Sometimes, when we're asking these questions from outside of the narrative, the answers will be mundane.  "Budget restrictions" or "tight deadline" are probably the most common answers, across all games and studios.  If we're asking why the Courier in Fallout: New Vegas is silent, that's probably the answer we'll get (not enough time and money in the world to make recording every possible line a worthwhile design choice).

But sometimes, we'll find, on asking, that no-one thought carefully about a design choice one way or the other, and instead just made an assumption based on his or her own cultural defaults.  Those are the most interesting answers.  From these moments, we learn more about the culture producing the game -- we learn more about ourselves, and about what will need to change in the future if we want different games.  From the same text I cited earlier:
"The idea of culture as text means, first, that culture is not nature; it is made by people in history for conscious or even unconscious reasons, the product of all they think and do.  Even the unconscious or semiconscious acts of our daily lives can, when observed and analyzed, be understood as sets of coherent acts and be seen to interact with each other.  These acts, beliefs, and practices, along with the artifacts they produce ... have meaning.  They can be read and understood.
Robert Kolker, Film, Form, and Culture, 2nd ed (2002). (p. 116)

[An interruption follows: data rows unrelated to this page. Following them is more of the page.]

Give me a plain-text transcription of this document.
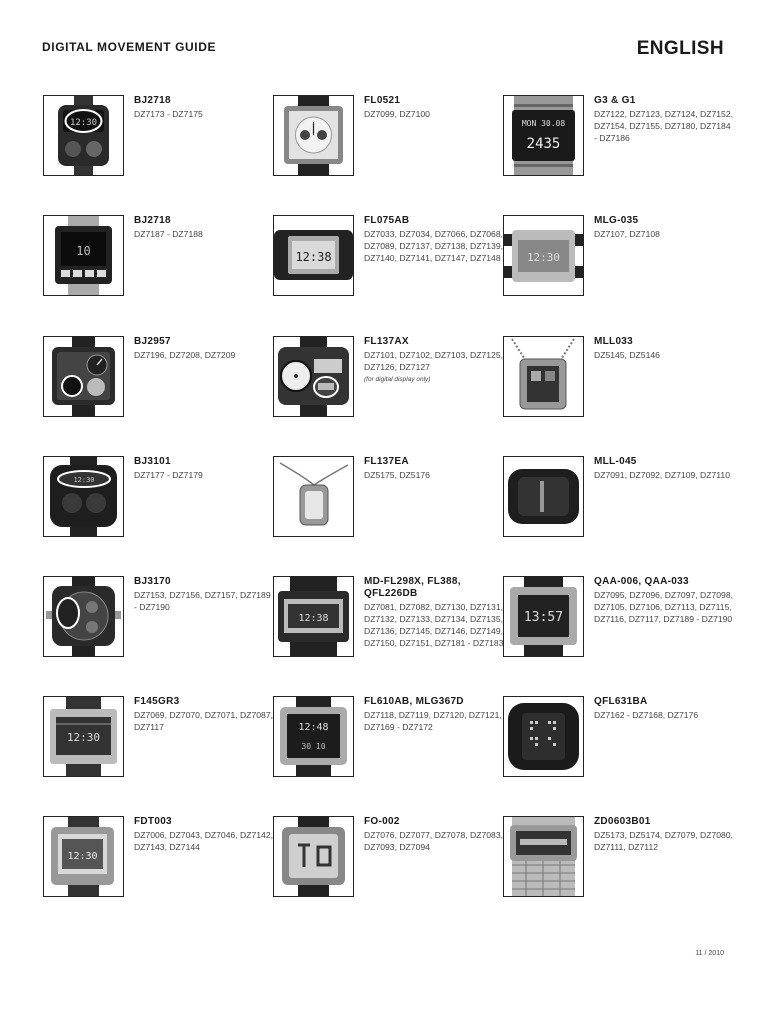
DIGITAL MOVEMENT GUIDE	ENGLISH
12:30
BJ2718
DZ7173 - DZ7175
10
BJ2718
DZ7187 - DZ7188
BJ2957
DZ7196, DZ7208, DZ7209
12:30
BJ3101
DZ7177 - DZ7179
BJ3170
DZ7153, DZ7156, DZ7157, DZ7189 - DZ7190
12:30
F145GR3
DZ7069, DZ7070, DZ7071, DZ7087, DZ7117
12:30
FDT003
DZ7006, DZ7043, DZ7046, DZ7142, DZ7143, DZ7144
FL0521
DZ7099, DZ7100
12:38
FL075AB
DZ7033, DZ7034, DZ7066, DZ7068, DZ7089, DZ7137, DZ7138, DZ7139, DZ7140, DZ7141, DZ7147, DZ7148
FL137AX
DZ7101, DZ7102, DZ7103, DZ7125, DZ7126, DZ7127
(for digital display only)
FL137EA
DZ5175, DZ5176
12:38
MD-FL298X, FL388, QFL226DB
DZ7081, DZ7082, DZ7130, DZ7131, DZ7132, DZ7133, DZ7134, DZ7135, DZ7136, DZ7145, DZ7146, DZ7149, DZ7150, DZ7151, DZ7181 - DZ7183
12:48
30 10
FL610AB, MLG367D
DZ7118, DZ7119, DZ7120, DZ7121, DZ7169 - DZ7172
FO-002
DZ7076, DZ7077, DZ7078, DZ7083, DZ7093, DZ7094
MON 30.08
2435
G3 & G1
DZ7122, DZ7123, DZ7124, DZ7152, DZ7154, DZ7155, DZ7180, DZ7184 - DZ7186
12:30
MLG-035
DZ7107, DZ7108
MLL033
DZ5145, DZ5146
MLL-045
DZ7091, DZ7092, DZ7109, DZ7110
13:57
QAA-006, QAA-033
DZ7095, DZ7096, DZ7097, DZ7098, DZ7105, DZ7106, DZ7113, DZ7115, DZ7116, DZ7117, DZ7189 - DZ7190
QFL631BA
DZ7162 - DZ7168, DZ7176
ZD0603B01
DZ5173, DZ5174, DZ7079, DZ7080, DZ7111, DZ7112
11 / 2010
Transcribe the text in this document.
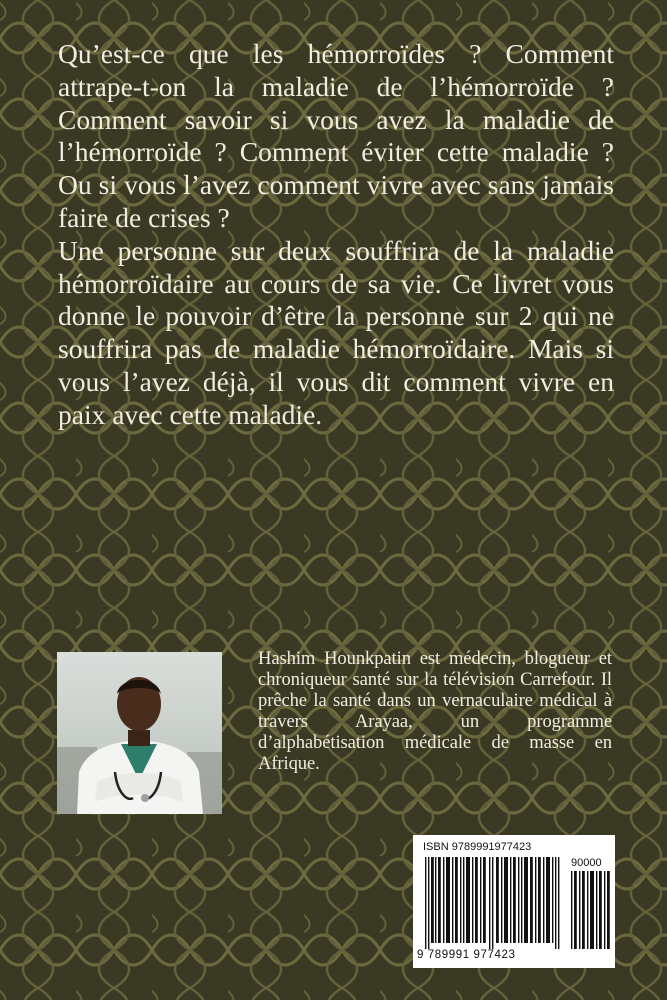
Qu’est-ce que les hémorroïdes ? Comment attrape-t-on la maladie de l’hémorroïde ? Comment savoir si vous avez la maladie de l’hémorroïde ? Comment éviter cette maladie ? Ou si vous l’avez comment vivre avec sans jamais faire de crises ?

Une personne sur deux souffrira de la maladie hémorroïdaire au cours de sa vie. Ce livret vous donne le pouvoir d’être la personne sur 2 qui ne souffrira pas de maladie hémorroïdaire. Mais si vous l’avez déjà, il vous dit comment vivre en paix avec cette maladie.

Hashim Hounkpatin est médecin, blogueur et chroniqueur santé sur la télévision Carrefour. Il prêche la santé dans un vernaculaire médical à travers Arayaa, un programme d’alphabétisation médicale de masse en Afrique.

ISBN 9789991977423
90000
9 789991 977423
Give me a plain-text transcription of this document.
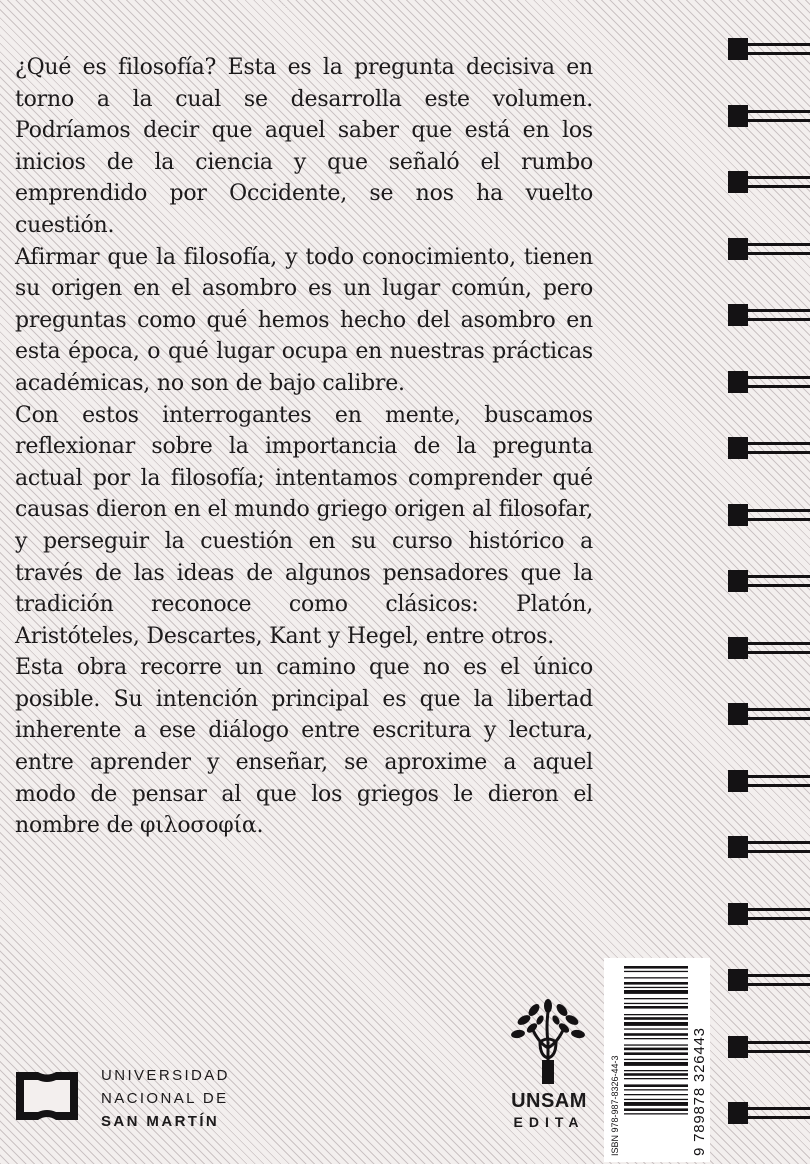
¿Qué es filosofía? Esta es la pregunta decisiva en torno a la cual se desarrolla este volumen. Podríamos decir que aquel saber que está en los inicios de la ciencia y que señaló el rumbo emprendido por Occidente, se nos ha vuelto cuestión.

Afirmar que la filosofía, y todo conocimiento, tienen su origen en el asombro es un lugar común, pero preguntas como qué hemos hecho del asombro en esta época, o qué lugar ocupa en nuestras prácticas académicas, no son de bajo calibre.

Con estos interrogantes en mente, buscamos reflexionar sobre la importancia de la pregunta actual por la filosofía; intentamos comprender qué causas dieron en el mundo griego origen al filosofar, y perseguir la cuestión en su curso histórico a través de las ideas de algunos pensadores que la tradición reconoce como clásicos: Platón, Aristóteles, Descartes, Kant y Hegel, entre otros.

Esta obra recorre un camino que no es el único posible. Su intención principal es que la libertad inherente a ese diálogo entre escritura y lectura, entre aprender y enseñar, se aproxime a aquel modo de pensar al que los griegos le dieron el nombre de φιλοσοφία.

UNIVERSIDAD
NACIONAL DE
SAN MARTÍN
UNSAM
EDITA	ISBN 978-987-8326-44-3	9 789878 326443
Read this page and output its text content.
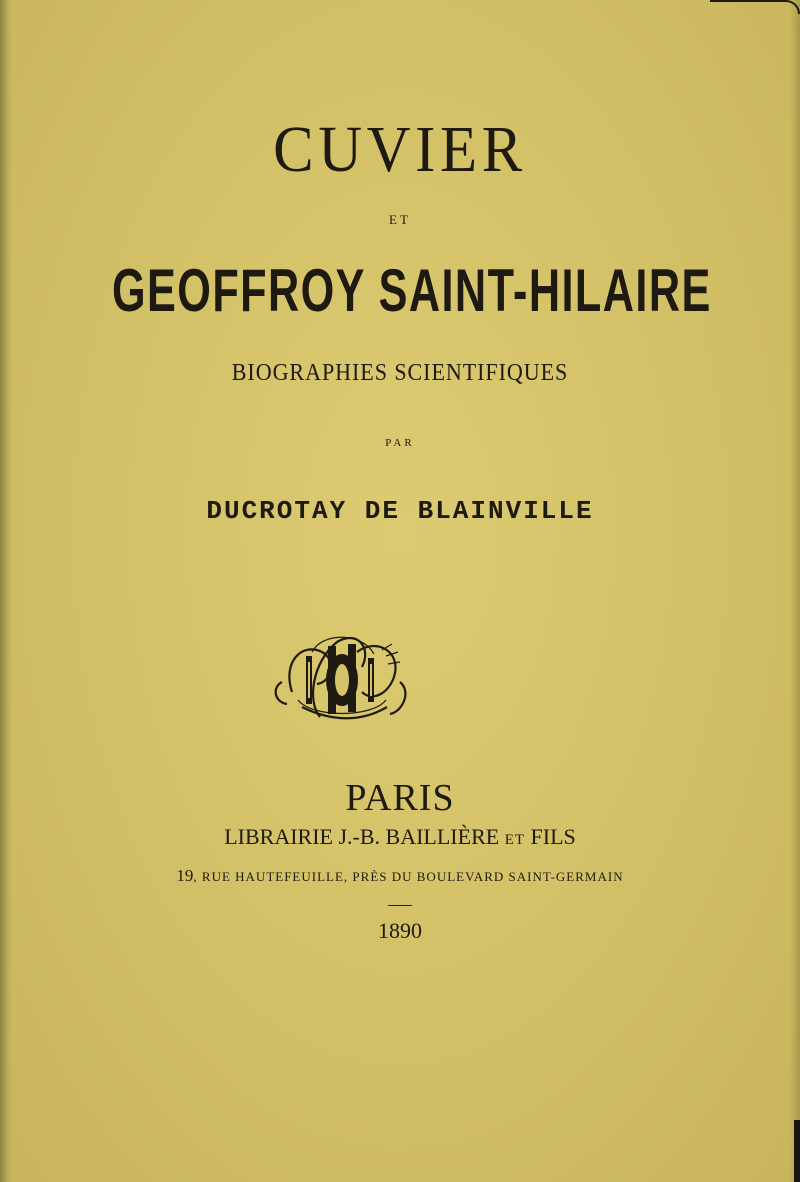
CUVIER
ET
GEOFFROY SAINT-HILAIRE
BIOGRAPHIES SCIENTIFIQUES
PAR
DUCROTAY DE BLAINVILLE
PARIS
LIBRAIRIE J.-B. BAILLIÈRE ET FILS
19, RUE HAUTEFEUILLE, PRÈS DU BOULEVARD SAINT-GERMAIN
1890
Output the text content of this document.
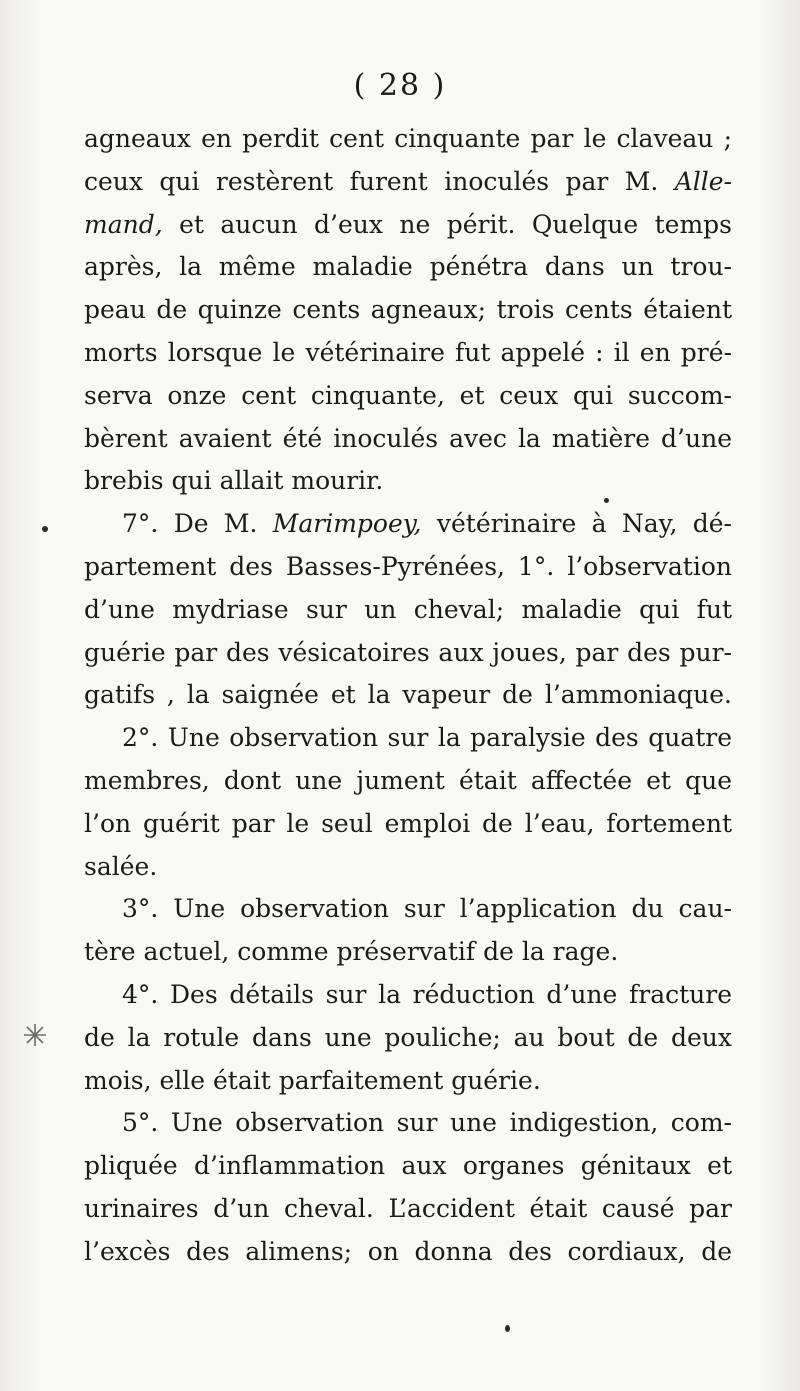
( 28 )
agneaux en perdit cent cinquante par le claveau ;
ceux qui restèrent furent inoculés par M. Alle-
mand, et aucun d’eux ne périt. Quelque temps
après, la même maladie pénétra dans un trou-
peau de quinze cents agneaux; trois cents étaient
morts lorsque le vétérinaire fut appelé : il en pré-
serva onze cent cinquante, et ceux qui succom-
bèrent avaient été inoculés avec la matière d’une
brebis qui allait mourir.
7°. De M. Marimpoey, vétérinaire à Nay, dé-
partement des Basses-Pyrénées, 1°. l’observation
d’une mydriase sur un cheval; maladie qui fut
guérie par des vésicatoires aux joues, par des pur-
gatifs , la saignée et la vapeur de l’ammoniaque.
2°. Une observation sur la paralysie des quatre
membres, dont une jument était affectée et que
l’on guérit par le seul emploi de l’eau, fortement
salée.
3°. Une observation sur l’application du cau-
tère actuel, comme préservatif de la rage.
4°. Des détails sur la réduction d’une fracture
de la rotule dans une pouliche; au bout de deux
mois, elle était parfaitement guérie.
5°. Une observation sur une indigestion, com-
pliquée d’inflammation aux organes génitaux et
urinaires d’un cheval. L’accident était causé par
l’excès des alimens; on donna des cordiaux, de
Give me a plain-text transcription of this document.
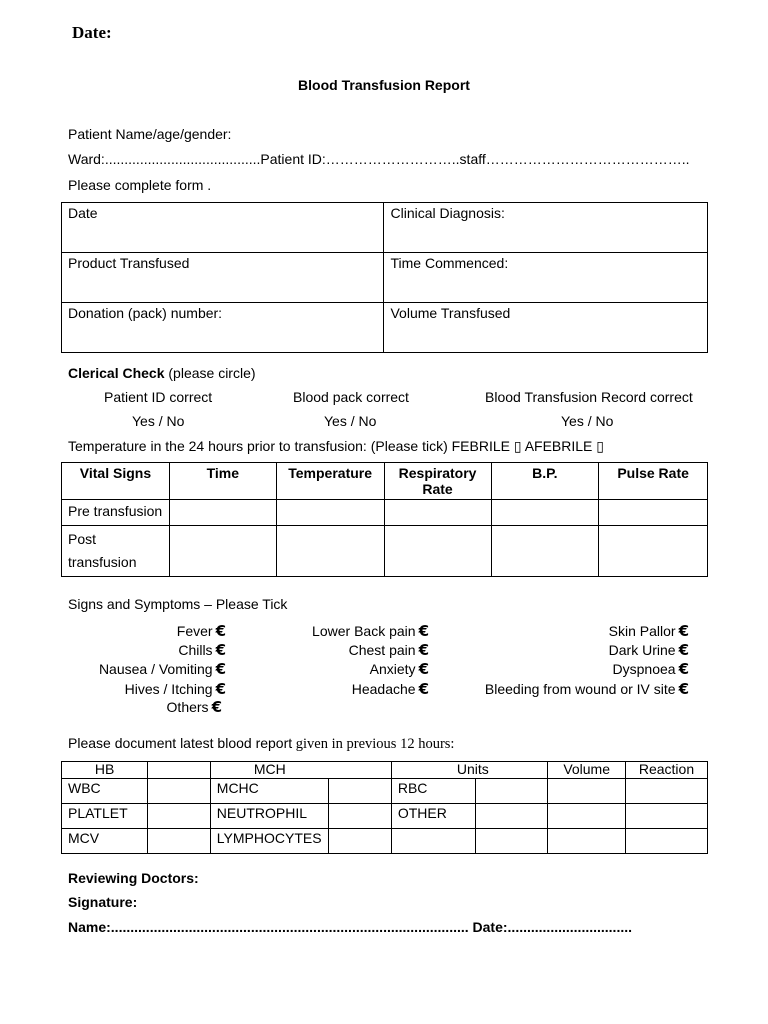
Date:
Blood Transfusion Report
Patient Name/age/gender:
Ward:........................................Patient ID:………………………..staff……………………………………..
Please complete form .
Date	Clinical Diagnosis:

Product Transfused	Time Commenced:

Donation (pack) number:	Volume Transfused
Clerical Check (please circle)
Patient ID correct	Blood pack correct	Blood Transfusion Record correct
Yes / No	Yes / No	Yes / No
Temperature in the 24 hours prior to transfusion: (Please tick) FEBRILE ▯ AFEBRILE ▯
Vital Signs	Time	Temperature	Respiratory Rate	B.P.	Pulse Rate

Pre transfusion					

Post transfusion					

Signs and Symptoms – Please Tick
Fever €
Chills €
Nausea / Vomiting €
Hives / Itching €
Others €
Lower Back pain €
Chest pain €
Anxiety €
Headache €
Skin Pallor €
Dark Urine €
Dyspnoea €
Bleeding from wound or IV site €
Please document latest blood report given in previous 12 hours:
HB		MCH		Units		Volume	Reaction

WBC		MCHC		RBC			

PLATLET		NEUTROPHIL		OTHER			

MCV		LYMPHOCYTES					

Reviewing Doctors:
Signature:
Name:............................................................................................ Date:................................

Here in the real world where we live, everyone is allowed to be incidental.  People come and go, because they're people.  The main character of my life is a straight white woman (and I am she).  When I am at work, if I am taking the elevator from the ground floor to the 10th, and the doors open on 6, the odds are about 50/50 whether a man or a woman will board.  Similarly, in my workplace in particular, the odds are about 50/50 that the person boarding would be white or a racial minority, and about 1 in 6 that the person boarding would identify as non-straight.  I would expect and understand any of these, because I move in a world full of people.  If I am taking the Metro home, and the doors open at Union Station, I would expect an even bigger range of diversity in boarding passengers.

If Solid Snake were in an elevator going up ten stories, and the doors opened on 6, there would have to be a story-driven reason for a woman to board.  (In fact, there would need to be a narrative reason for the doors to open at all.)  Snake moves in a world of ideas, concepts, and tropes, not in a world full of people.  We say "truth is stranger than fiction," because we expect fiction to make sense.  But what kind of sense?  Does fiction deserve as much random diversity as reality has?

And so, in the next chapter: what spaces do our characters live in and why do our characters live in these spaces, when they could be anywhere?

*Your Critic will not have a chance to play L.A. Noire until later this summer, so if this one is the exception that proves the rhetorical question, well, try not to leave spoilers.